Purchasing is a transactional activity and does not pay attention to risk identification and mitigation. Procurement is cognizant of the operational and financial risks of dealing with suppliers and being a part of the larger supply chain. It takes steps to mitigate the risks to eliminate any business impact.
Purchasing is more concerned with the cost of the order; the goal is to minimize the cost. Meanwhile, procurement emphasizes value creation and other factors such as the total cost of ownership, supplier relationships and contract compliance.
Because of its tactical nature, purchasing is transactional—dealing with purchasing goods and services. Procurement has strategic aims — finding the best supplier, maximizing contractual value, etc.

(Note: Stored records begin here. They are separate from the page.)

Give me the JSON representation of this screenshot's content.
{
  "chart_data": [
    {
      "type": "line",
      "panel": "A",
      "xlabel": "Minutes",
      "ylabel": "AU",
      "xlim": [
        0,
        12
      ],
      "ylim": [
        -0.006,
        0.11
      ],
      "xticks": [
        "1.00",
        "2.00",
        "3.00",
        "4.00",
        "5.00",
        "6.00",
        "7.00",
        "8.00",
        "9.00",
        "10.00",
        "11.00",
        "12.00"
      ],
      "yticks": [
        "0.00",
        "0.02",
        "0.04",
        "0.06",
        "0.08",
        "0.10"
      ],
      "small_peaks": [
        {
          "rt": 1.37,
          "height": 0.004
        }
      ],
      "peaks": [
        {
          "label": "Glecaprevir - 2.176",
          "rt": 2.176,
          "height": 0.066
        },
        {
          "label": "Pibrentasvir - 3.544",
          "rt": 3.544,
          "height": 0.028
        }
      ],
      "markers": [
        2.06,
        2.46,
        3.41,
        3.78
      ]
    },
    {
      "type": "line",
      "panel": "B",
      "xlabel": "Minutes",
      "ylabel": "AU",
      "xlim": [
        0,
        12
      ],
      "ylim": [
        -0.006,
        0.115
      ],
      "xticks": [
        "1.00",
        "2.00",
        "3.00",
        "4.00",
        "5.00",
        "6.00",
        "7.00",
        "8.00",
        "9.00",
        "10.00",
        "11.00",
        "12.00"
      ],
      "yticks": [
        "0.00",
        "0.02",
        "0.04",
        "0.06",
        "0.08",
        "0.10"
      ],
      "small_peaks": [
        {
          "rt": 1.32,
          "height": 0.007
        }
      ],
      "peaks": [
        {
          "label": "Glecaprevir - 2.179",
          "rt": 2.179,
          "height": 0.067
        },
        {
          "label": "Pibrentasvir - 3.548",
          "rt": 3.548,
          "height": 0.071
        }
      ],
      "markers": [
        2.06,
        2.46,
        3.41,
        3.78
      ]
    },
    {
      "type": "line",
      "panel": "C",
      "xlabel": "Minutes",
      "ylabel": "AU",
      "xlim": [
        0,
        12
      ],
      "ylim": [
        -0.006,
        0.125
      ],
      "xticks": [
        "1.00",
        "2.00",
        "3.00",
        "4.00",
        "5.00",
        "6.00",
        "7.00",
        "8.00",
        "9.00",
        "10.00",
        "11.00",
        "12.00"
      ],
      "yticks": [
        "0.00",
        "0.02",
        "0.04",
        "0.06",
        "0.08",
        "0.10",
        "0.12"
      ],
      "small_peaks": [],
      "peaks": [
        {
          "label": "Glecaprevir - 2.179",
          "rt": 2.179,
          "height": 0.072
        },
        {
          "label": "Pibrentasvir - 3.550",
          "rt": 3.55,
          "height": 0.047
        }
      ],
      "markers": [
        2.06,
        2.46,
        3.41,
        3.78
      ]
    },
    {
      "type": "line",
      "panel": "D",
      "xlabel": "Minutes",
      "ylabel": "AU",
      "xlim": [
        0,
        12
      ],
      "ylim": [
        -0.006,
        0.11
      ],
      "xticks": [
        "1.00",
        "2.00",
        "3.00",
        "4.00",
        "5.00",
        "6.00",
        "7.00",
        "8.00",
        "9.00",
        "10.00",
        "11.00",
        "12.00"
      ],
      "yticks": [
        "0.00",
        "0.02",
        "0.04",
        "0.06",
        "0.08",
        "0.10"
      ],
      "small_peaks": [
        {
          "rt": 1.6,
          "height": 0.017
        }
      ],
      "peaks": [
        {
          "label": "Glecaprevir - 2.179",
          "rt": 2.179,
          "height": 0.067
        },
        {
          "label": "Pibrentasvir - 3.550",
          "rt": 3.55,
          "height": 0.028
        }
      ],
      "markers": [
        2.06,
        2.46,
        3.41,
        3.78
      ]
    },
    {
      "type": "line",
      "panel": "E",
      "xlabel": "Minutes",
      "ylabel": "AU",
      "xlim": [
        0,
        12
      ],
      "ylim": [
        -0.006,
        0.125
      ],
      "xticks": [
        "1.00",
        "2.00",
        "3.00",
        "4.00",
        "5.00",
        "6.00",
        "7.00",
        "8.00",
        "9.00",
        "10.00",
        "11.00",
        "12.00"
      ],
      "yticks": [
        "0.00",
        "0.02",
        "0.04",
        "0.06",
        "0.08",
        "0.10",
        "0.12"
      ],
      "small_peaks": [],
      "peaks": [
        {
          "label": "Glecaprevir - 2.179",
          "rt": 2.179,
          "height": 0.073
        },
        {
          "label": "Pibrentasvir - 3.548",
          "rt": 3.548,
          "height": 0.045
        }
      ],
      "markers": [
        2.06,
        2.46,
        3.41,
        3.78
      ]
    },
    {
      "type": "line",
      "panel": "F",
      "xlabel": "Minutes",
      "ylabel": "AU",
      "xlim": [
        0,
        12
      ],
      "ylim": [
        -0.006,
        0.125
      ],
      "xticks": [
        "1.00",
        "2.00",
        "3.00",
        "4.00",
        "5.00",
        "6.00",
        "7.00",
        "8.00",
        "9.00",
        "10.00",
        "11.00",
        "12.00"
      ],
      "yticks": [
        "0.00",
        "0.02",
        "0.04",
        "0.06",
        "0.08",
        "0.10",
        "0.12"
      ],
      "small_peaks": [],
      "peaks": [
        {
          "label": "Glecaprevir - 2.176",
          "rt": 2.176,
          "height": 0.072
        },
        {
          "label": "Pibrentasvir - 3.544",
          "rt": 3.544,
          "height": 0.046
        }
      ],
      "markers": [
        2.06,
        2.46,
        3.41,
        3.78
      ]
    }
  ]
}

The similarities between purchasing and procurement lie in that both deal with obtaining goods and services. Purchasing as a function is contained within the larger function of procurement.
Are purchasing and procurement the same thing? No, they differ significantly in their objectives, processes and goals. Organizations can realize significant cost savings by optimizing their procurement versus purchasing processes and benefit from the positive impact on the bottom line.
Understanding the differences and similarities between the two can position organizations to efficiently perform purchasing and procurement management to derive maximum business value.
With businesses under pressure to deliver cost savings, understanding the difference between procurement and purchasing is the first step to unlock not only short-term benefits but also long-term value.
Both are important. They have different goals and serve separate functions, but together deliver value.
Yes, procurement is the broader function. Purchasing is a subset of procurement.
Sourcing is finding the items required to be bought, and purchasing is buying them. Purchasing is a subset of the broader procurement activity.